Commonplaces

Categories: ToTM, Books, Creativity, Religion

A couple weeks ago I bought a beautiful new softcover ruled Moleskine, and wow, I love them. With this one I’ve started writing down quotes and passages — making it a commonplace book — and I’ve got a couple I recently came across and really like. (Seriously, this is a great way to come up with stuff to blog about. I just make sure I copy stuff into it as I read, and then I don’t have to go looking for it when I want to blog. It’s all there in one small, beautiful, delicious-feeling book.)

One is from an interview McKinsey Quarterly recently did with Brad Bird of Pixar. Brad said, “The first step in achieving the impossible is believing that the impossible can be achieved. You don’t play it safe — you do something that scares you, that’s at the edge of your capabilities, where you might fail. That’s what gets you up in the morning.” Mmm.

The second is from Dennis Rasmussen’s book The Lord’s Question, page 88: “Men can become unable to tell a want from a need. There are forces in this civilization that for their own profit try to create wants and keep the desire for material things at fever pitch. Always they have something new to offer. They seek to maintain in people a continual state of discontent, and utter inability to be happy.”

P.S. Sorry about the comments being whacked out on here the last few days.
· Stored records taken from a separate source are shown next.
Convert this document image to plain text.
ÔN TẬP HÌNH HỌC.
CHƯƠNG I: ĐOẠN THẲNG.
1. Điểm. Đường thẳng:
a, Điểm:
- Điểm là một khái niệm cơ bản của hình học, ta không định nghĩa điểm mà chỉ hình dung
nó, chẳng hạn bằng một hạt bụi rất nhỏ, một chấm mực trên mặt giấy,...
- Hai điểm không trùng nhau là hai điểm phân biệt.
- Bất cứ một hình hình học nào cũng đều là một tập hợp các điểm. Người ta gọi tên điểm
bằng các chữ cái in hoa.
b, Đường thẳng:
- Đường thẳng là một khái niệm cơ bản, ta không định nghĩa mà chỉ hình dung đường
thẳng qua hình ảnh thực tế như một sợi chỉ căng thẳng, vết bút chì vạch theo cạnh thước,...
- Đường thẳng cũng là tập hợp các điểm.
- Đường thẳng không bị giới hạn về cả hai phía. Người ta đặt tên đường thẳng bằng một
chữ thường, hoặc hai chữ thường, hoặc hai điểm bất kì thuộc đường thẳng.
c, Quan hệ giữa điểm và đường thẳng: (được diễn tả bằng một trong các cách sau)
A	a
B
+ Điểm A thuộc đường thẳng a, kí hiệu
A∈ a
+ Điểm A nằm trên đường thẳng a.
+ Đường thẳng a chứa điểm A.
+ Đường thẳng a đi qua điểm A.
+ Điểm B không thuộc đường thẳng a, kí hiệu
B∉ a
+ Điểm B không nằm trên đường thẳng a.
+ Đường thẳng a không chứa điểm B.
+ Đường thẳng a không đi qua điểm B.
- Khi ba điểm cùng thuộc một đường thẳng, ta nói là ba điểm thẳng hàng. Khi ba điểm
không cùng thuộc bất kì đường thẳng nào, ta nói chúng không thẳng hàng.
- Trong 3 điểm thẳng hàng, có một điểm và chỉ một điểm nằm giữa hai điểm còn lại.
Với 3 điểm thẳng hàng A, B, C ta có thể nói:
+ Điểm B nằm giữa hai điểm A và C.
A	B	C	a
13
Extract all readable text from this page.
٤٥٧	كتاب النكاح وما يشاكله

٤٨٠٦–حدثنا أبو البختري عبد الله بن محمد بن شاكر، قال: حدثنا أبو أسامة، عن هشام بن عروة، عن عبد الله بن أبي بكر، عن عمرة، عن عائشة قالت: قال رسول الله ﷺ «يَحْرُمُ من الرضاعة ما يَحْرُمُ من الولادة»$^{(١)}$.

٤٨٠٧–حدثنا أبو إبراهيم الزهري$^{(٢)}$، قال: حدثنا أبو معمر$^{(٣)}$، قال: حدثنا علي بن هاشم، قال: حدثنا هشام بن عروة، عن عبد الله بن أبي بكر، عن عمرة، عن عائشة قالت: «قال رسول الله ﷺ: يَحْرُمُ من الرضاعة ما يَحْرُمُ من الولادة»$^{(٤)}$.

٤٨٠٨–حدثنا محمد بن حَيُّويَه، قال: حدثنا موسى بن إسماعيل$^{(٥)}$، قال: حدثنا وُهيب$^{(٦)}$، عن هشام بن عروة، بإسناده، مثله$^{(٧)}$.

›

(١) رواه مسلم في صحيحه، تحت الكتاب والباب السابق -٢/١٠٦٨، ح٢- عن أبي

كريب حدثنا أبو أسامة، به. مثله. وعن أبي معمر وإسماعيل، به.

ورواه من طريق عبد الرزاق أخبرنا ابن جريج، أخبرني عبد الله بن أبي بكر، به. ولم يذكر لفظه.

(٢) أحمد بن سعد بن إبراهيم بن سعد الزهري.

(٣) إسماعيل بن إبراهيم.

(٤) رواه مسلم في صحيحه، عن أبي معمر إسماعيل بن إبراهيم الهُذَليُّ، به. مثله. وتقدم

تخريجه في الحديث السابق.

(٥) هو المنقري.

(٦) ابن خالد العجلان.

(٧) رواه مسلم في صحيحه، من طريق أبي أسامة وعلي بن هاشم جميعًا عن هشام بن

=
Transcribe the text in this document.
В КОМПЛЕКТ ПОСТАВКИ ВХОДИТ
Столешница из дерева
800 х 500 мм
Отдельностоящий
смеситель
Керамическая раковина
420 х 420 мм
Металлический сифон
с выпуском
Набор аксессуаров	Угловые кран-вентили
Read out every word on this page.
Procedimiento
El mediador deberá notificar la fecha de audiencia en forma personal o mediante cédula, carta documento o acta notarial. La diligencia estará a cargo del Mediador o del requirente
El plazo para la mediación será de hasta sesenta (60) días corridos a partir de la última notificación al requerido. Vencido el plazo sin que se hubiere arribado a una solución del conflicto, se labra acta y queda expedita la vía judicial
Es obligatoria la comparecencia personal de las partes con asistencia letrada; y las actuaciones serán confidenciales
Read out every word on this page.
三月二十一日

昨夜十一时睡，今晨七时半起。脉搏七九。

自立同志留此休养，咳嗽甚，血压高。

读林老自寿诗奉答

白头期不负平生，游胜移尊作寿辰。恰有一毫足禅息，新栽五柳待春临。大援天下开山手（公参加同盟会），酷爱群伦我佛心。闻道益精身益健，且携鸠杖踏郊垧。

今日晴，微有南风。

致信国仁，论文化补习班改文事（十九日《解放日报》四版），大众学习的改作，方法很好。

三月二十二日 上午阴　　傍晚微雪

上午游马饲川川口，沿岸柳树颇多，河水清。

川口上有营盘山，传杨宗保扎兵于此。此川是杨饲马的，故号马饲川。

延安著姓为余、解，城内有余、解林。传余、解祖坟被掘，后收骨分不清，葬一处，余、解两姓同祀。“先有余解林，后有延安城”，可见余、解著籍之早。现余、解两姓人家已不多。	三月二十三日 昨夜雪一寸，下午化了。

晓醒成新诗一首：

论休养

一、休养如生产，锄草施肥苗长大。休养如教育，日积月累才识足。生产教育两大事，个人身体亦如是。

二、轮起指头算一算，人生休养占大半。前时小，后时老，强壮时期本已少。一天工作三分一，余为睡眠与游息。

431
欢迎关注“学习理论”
I made a change to the theme and it was working fine on my home computer, but when I checked it from a lab computer here on campus, all the comments on each post were conflated into a single typographic blob. It looked kind of cool but was rather hard to read. :) Anyway, it’s fixed now.

 

Comments

 
1. George

Great post. I actually do this myself- take down thoughts I have and quotes etc. I have filled 2 moleskins before and on my third one I got to thinking. Even though it’s fun and convenient (kept it in my backpack), it took great pains to search through each page for a quote I wanted and by the time you get to your second or third commonplace book you forget what you wrote down in your first one! That’s why I’ve copied my thoughts to a COMPUTER page- won’t get lost (backup files), always legible, able to go back and add more after the fact, and very searchable (I use OneNote2007 and it’s fantastic).